I have been a fulltime principal for about ten years. A few years back, I took on teaching the sixth grade social studies class at the same time. I wrote a mighty fine blog about it: http://principalspov.blogspot.com/2012/11/top-ten-benefits-to-being-teaching.html. I was a social studies teacher before becoming a principal. During my first few years in the classroom, I taught sixth grade. Being a teaching principal was a good experience, but proved to be too difficult to try again the next year.
However, since December 4, I have taken on a 75-minute math class. You see, our 4th/5th grade math/science teacher is out on maternity leave, and the longterm sub I hired decided this was not the work for him. I have been unable to find someone to take the rest of the leave. So, we have been cobbling together the instruction for these kids.
Our interventionist is planning and sometimes teaching the science for both 4th and 5th grades. She works with whatever daily sub we find to make sure the students are still getting some science. One of the special educators had been co-teaching 4th grade math and has taken over the full teaching of that class. That left only 5th grade math. The interventionist wasn’t available as she was busy teaching 7th grade at that time. The special educator had to deliver other services during that slot. That left us no other option but me.

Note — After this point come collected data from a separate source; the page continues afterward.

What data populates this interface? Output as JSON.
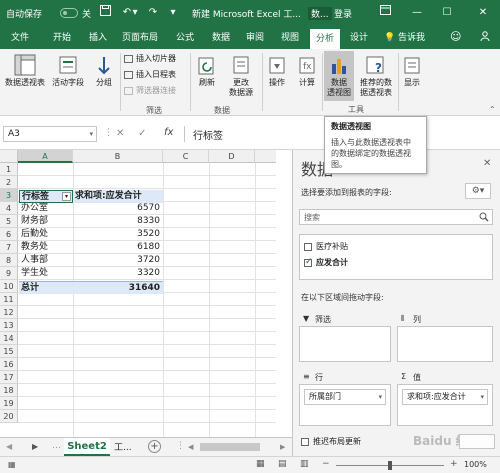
{
  "titlebar": {
    "autosave": "自动保存",
    "autosave_state": "关",
    "title": "新建 Microsoft Excel 工...",
    "context_tab": "数...",
    "login": "登录"
  },
  "tabs": [
    "文件",
    "开始",
    "插入",
    "页面布局",
    "公式",
    "数据",
    "审阅",
    "视图",
    "分析",
    "设计"
  ],
  "tell_me": "告诉我",
  "ribbon": {
    "pivot_table": "数据透视表",
    "active_field": "活动字段",
    "group": "分组",
    "insert_slicer": "插入切片器",
    "insert_timeline": "插入日程表",
    "filter_connections": "筛选器连接",
    "filter_group": "筛选",
    "refresh": "刷新",
    "change_source": "更改",
    "change_source2": "数据源",
    "data_group": "数据",
    "actions": "操作",
    "calculations": "计算",
    "pivot_chart": "数据",
    "pivot_chart2": "透视图",
    "recommended": "推荐的数",
    "recommended2": "据透视表",
    "tools_group": "工具",
    "show": "显示"
  },
  "tooltip": {
    "title": "数据透视图",
    "desc1": "插入与此数据透视表中",
    "desc2": "的数据绑定的数据透视",
    "desc3": "图。"
  },
  "formula_bar": {
    "namebox": "A3",
    "fx": "fx",
    "value": "行标签"
  },
  "grid": {
    "columns": [
      "A",
      "B",
      "C",
      "D"
    ],
    "rows": [
      "1",
      "2",
      "3",
      "4",
      "5",
      "6",
      "7",
      "8",
      "9",
      "10",
      "11",
      "12",
      "13",
      "14",
      "15",
      "16",
      "17",
      "18",
      "19",
      "20"
    ],
    "header_label": "行标签",
    "header_value": "求和项:应发合计",
    "items": [
      {
        "label": "办公室",
        "value": "6570"
      },
      {
        "label": "财务部",
        "value": "8330"
      },
      {
        "label": "后勤处",
        "value": "3520"
      },
      {
        "label": "教务处",
        "value": "6180"
      },
      {
        "label": "人事部",
        "value": "3720"
      },
      {
        "label": "学生处",
        "value": "3320"
      }
    ],
    "total_label": "总计",
    "total_value": "31640"
  },
  "sheets": {
    "active": "Sheet2",
    "other": "工..."
  },
  "status": {
    "zoom": "100%"
  },
  "pane": {
    "title": "数据",
    "subtitle": "选择要添加到报表的字段:",
    "search_placeholder": "搜索",
    "fields": [
      {
        "name": "医疗补贴",
        "checked": false
      },
      {
        "name": "应发合计",
        "checked": true
      }
    ],
    "drag_label": "在以下区域间拖动字段:",
    "area_filter": "筛选",
    "area_columns": "列",
    "area_rows": "行",
    "area_values": "值",
    "row_field": "所属部门",
    "value_field": "求和项:应发合计",
    "defer_update": "推迟布局更新",
    "watermark": "Baidu 经验"
  },
  "colors": {
    "excel_green": "#217346",
    "ribbon_bg": "#f3f3f3",
    "pivot_header_bg": "#dde9f7"
  }
}
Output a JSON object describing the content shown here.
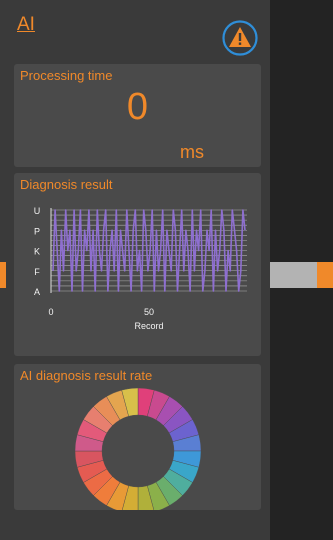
{
  "header": {
    "title": "AI",
    "warning_icon": "warning-triangle-icon"
  },
  "processing_time": {
    "title": "Processing time",
    "value": "0",
    "unit": "ms"
  },
  "diagnosis_result": {
    "title": "Diagnosis result"
  },
  "result_rate": {
    "title": "AI diagnosis result rate"
  },
  "colors": {
    "accent": "#f0892a",
    "panel_bg": "#3a3a3a",
    "card_bg": "#4a4a4a",
    "series": "#8e6fd0",
    "warning_ring": "#2f8ed8"
  },
  "chart_data": [
    {
      "type": "line",
      "title": "Diagnosis result",
      "xlabel": "Record",
      "ylabel": "",
      "y_categories": [
        "A",
        "F",
        "K",
        "P",
        "U"
      ],
      "xticks": [
        0,
        50
      ],
      "xlim": [
        0,
        100
      ],
      "grid": true,
      "series": [
        {
          "values": [
            1,
            4,
            2,
            0,
            3,
            1,
            4,
            2,
            3,
            0,
            4,
            1,
            2,
            4,
            0,
            3,
            2,
            4,
            1,
            3,
            0,
            4,
            2,
            1,
            3,
            4,
            0,
            2,
            3,
            1,
            4,
            0,
            3,
            2,
            1,
            4,
            2,
            0,
            3,
            4,
            1,
            2,
            0,
            4,
            3,
            1,
            2,
            4,
            0,
            3,
            1,
            2,
            4,
            0,
            3,
            2,
            1,
            4,
            3,
            0,
            2,
            4,
            1,
            3,
            2,
            0,
            4,
            1,
            3,
            2,
            4,
            0,
            1,
            3,
            2,
            4,
            0,
            3,
            1,
            2,
            4,
            3,
            0,
            2,
            1,
            4,
            3,
            2,
            0,
            1,
            4,
            3
          ]
        }
      ]
    },
    {
      "type": "pie",
      "title": "AI diagnosis result rate",
      "donut": true,
      "slice_count": 24,
      "values": [
        1,
        1,
        1,
        1,
        1,
        1,
        1,
        1,
        1,
        1,
        1,
        1,
        1,
        1,
        1,
        1,
        1,
        1,
        1,
        1,
        1,
        1,
        1,
        1
      ],
      "colors": [
        "#e0407a",
        "#c94a8f",
        "#a84fb0",
        "#8a55c2",
        "#6c63cf",
        "#5a7fd3",
        "#3e98d8",
        "#3aa6c9",
        "#4fae9e",
        "#6aae6c",
        "#8bb04a",
        "#b0b03a",
        "#d4ad35",
        "#e89a36",
        "#ef7d3b",
        "#ec6b45",
        "#e45b52",
        "#d85560",
        "#cf5a8a",
        "#e35a7a",
        "#e77f6f",
        "#e88e58",
        "#e4a54f",
        "#d8c04a"
      ]
    }
  ]
}
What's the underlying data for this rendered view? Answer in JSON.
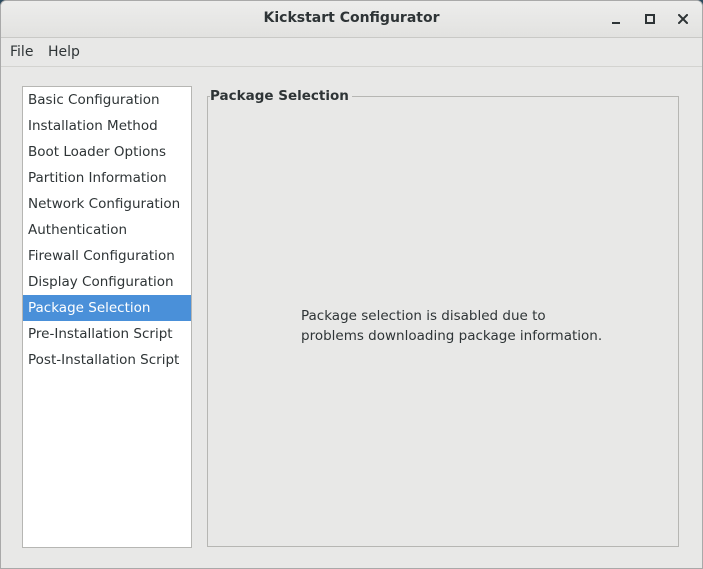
{
  "window": {
    "title": "Kickstart Configurator"
  },
  "menubar": {
    "items": [
      "File",
      "Help"
    ]
  },
  "sidebar": {
    "items": [
      {
        "label": "Basic Configuration"
      },
      {
        "label": "Installation Method"
      },
      {
        "label": "Boot Loader Options"
      },
      {
        "label": "Partition Information"
      },
      {
        "label": "Network Configuration"
      },
      {
        "label": "Authentication"
      },
      {
        "label": "Firewall Configuration"
      },
      {
        "label": "Display Configuration"
      },
      {
        "label": "Package Selection",
        "selected": true
      },
      {
        "label": "Pre-Installation Script"
      },
      {
        "label": "Post-Installation Script"
      }
    ]
  },
  "main": {
    "frame_title": "Package Selection",
    "message_line1": "Package selection is disabled due to",
    "message_line2": "problems downloading package information."
  },
  "colors": {
    "selection": "#4a90d9",
    "window_bg": "#e8e8e7"
  }
}
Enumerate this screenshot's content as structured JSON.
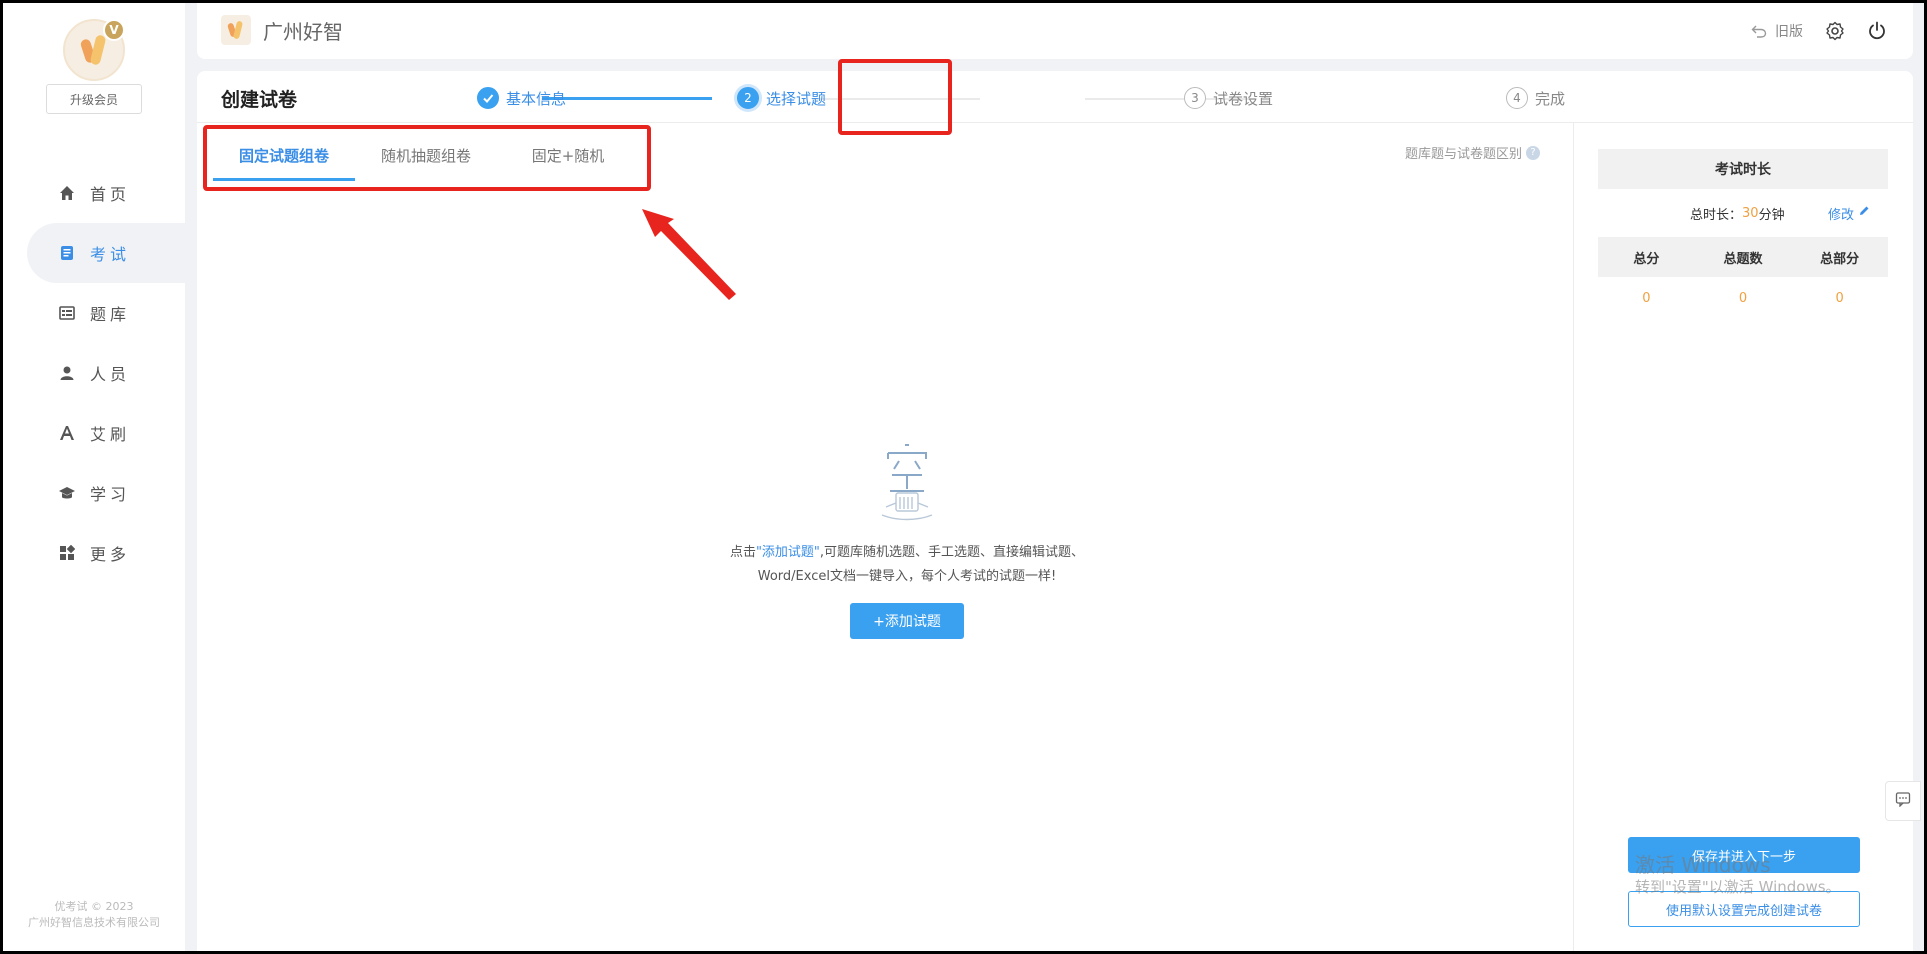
{
  "sidebar": {
    "vip_badge": "V",
    "upgrade_label": "升级会员",
    "items": [
      {
        "id": "home",
        "label": "首页",
        "icon": "home-icon",
        "active": false
      },
      {
        "id": "exam",
        "label": "考试",
        "icon": "document-icon",
        "active": true
      },
      {
        "id": "bank",
        "label": "题库",
        "icon": "list-icon",
        "active": false
      },
      {
        "id": "people",
        "label": "人员",
        "icon": "user-icon",
        "active": false
      },
      {
        "id": "brush",
        "label": "艾刷",
        "icon": "letter-a-icon",
        "active": false
      },
      {
        "id": "study",
        "label": "学习",
        "icon": "graduation-cap-icon",
        "active": false
      },
      {
        "id": "more",
        "label": "更多",
        "icon": "apps-grid-icon",
        "active": false
      }
    ],
    "footer_line1": "优考试 © 2023",
    "footer_line2": "广州好智信息技术有限公司"
  },
  "header": {
    "brand": "广州好智",
    "old_version": "旧版"
  },
  "page": {
    "title": "创建试卷",
    "steps": [
      {
        "num": "✓",
        "label": "基本信息",
        "state": "done"
      },
      {
        "num": "2",
        "label": "选择试题",
        "state": "current"
      },
      {
        "num": "3",
        "label": "试卷设置",
        "state": "todo"
      },
      {
        "num": "4",
        "label": "完成",
        "state": "todo"
      }
    ],
    "tabs": [
      {
        "label": "固定试题组卷",
        "active": true
      },
      {
        "label": "随机抽题组卷",
        "active": false
      },
      {
        "label": "固定+随机",
        "active": false
      }
    ],
    "diff_link": "题库题与试卷题区别",
    "help_glyph": "?"
  },
  "empty_state": {
    "text_prefix": "点击",
    "text_link": "\"添加试题\"",
    "text_suffix": ",可题库随机选题、手工选题、直接编辑试题、",
    "text_line2": "Word/Excel文档一键导入，每个人考试的试题一样!",
    "add_button": "+添加试题"
  },
  "right_panel": {
    "duration_header": "考试时长",
    "total_label": "总时长：",
    "total_value": "30",
    "total_unit": "分钟",
    "edit_label": "修改",
    "stats_headers": [
      "总分",
      "总题数",
      "总部分"
    ],
    "stats_values": [
      "0",
      "0",
      "0"
    ],
    "save_next": "保存并进入下一步",
    "use_default": "使用默认设置完成创建试卷"
  },
  "watermark": {
    "line1": "激活 Windows",
    "line2": "转到\"设置\"以激活 Windows。"
  },
  "colors": {
    "accent": "#3aa0f0",
    "highlight": "#e8241e",
    "orange": "#f0a040"
  }
}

I am loving it. I am learning tons and getting to know this group like no other in the building. I have earned some capital with the elementary teachers as I try to learn how to use Eureka Math (nee EngageNY). Had attended the training in August 2016 and had exposure going back a year or two before that. I thought I understood the program on a superficial level. Well, now that I have taught it for eight weeks, I can say that Eureka is not a script that any untrained person can follow. We need real teachers who understand math and math pedagogy to make sense of the program. We need real teachers who can assess where the kids are. We need real teachers to make real educational decisions.
I’m not sure I fit that description, but with some help and lots of trial and error, I am making it work. That said, I can’t wait for the teacher to return from her leave, and I’ll miss this class at the same time.